Samuel Goldman has a pointed essay at The American Conservative where he explains why the Bourgeois Bohemians are at odds with themselves. Their own desires are self-contradictory at key points. Mr. Goldman writes:
So how can this be the best of times for gays, sufferers from cardiovascular disease, African American politicians, TV fans, ambitious women, and so on, but among the worst for the urban poor, agricultural workers, and overleveraged homeowners? Packer can’t quite figure it out:
We usually think of greater inclusiveness as a blow struck for equality. But in our time, the stories of greater social equality and economic inequality are unrelated. The fortunes of middle-class Americans have declined while prospects for many women and minorities have risen. There’s no reason why they couldn’t have improved together—this is what appeared to be happening in the late nineteen-sixties and early seventies. Since then, many women and minorities have done better than in any previous generations, but many others in both groups have seen their lives and communities squeezed by the economic contractions of the past generation.

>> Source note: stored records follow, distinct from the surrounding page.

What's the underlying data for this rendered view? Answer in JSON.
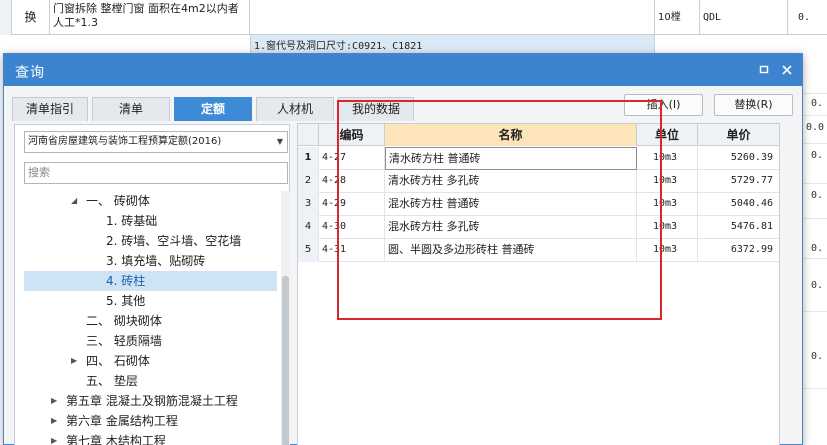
{
  "background": {
    "row1": {
      "col_a": "",
      "replace_label": "换",
      "description": "门窗拆除 整樘门窗  面积在4m2以内者 人工*1.3",
      "unit": "10樘",
      "qty_code": "QDL",
      "value": "0."
    },
    "row2": {
      "description": "1.窗代号及洞口尺寸:C0921、C1821"
    },
    "right_values": [
      "0.",
      "0.0",
      "0.",
      "0.",
      "0.",
      "0.",
      "0."
    ]
  },
  "dialog": {
    "title": "查询",
    "tabs": [
      {
        "label": "清单指引"
      },
      {
        "label": "清单"
      },
      {
        "label": "定额"
      },
      {
        "label": "人材机"
      },
      {
        "label": "我的数据"
      }
    ],
    "insert_label": "插入(I)",
    "replace_label": "替换(R)",
    "quota_library": "河南省房屋建筑与装饰工程预算定额(2016)",
    "search_placeholder": "搜索",
    "tree": [
      {
        "label": "一、 砖砌体"
      },
      {
        "label": "1. 砖基础"
      },
      {
        "label": "2. 砖墙、空斗墙、空花墙"
      },
      {
        "label": "3. 填充墙、贴砌砖"
      },
      {
        "label": "4. 砖柱"
      },
      {
        "label": "5. 其他"
      },
      {
        "label": "二、 砌块砌体"
      },
      {
        "label": "三、 轻质隔墙"
      },
      {
        "label": "四、 石砌体"
      },
      {
        "label": "五、 垫层"
      },
      {
        "label": "第五章 混凝土及钢筋混凝土工程"
      },
      {
        "label": "第六章 金属结构工程"
      },
      {
        "label": "第七章 木结构工程"
      }
    ],
    "table": {
      "headers": {
        "code": "编码",
        "name": "名称",
        "unit": "单位",
        "price": "单价"
      },
      "rows": [
        {
          "n": "1",
          "code": "4-27",
          "name": "清水砖方柱 普通砖",
          "unit": "10m3",
          "price": "5260.39"
        },
        {
          "n": "2",
          "code": "4-28",
          "name": "清水砖方柱 多孔砖",
          "unit": "10m3",
          "price": "5729.77"
        },
        {
          "n": "3",
          "code": "4-29",
          "name": "混水砖方柱 普通砖",
          "unit": "10m3",
          "price": "5040.46"
        },
        {
          "n": "4",
          "code": "4-30",
          "name": "混水砖方柱 多孔砖",
          "unit": "10m3",
          "price": "5476.81"
        },
        {
          "n": "5",
          "code": "4-31",
          "name": "圆、半圆及多边形砖柱 普通砖",
          "unit": "10m3",
          "price": "6372.99"
        }
      ]
    }
  }
}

Although his economic generalizations are accurate, Packer’s remark is historically and politically obtuse. Rather than shedding light on the profound divergence in Americans’ fortunes and expectations over the last few decades, it reflects a spiritual crisis of the BoBo elite, which is unwilling even to contemplate the possibility that its commitments to individual autonomy and expressive consumerism are incompatible with the egalitarianism that it pretends to favor.
It would be worthwhile here to consider to what extent the Bobo spiritual crisis is itself simply one of the more obvious expressions of the larger American spiritual crisis. Do we really want what we want?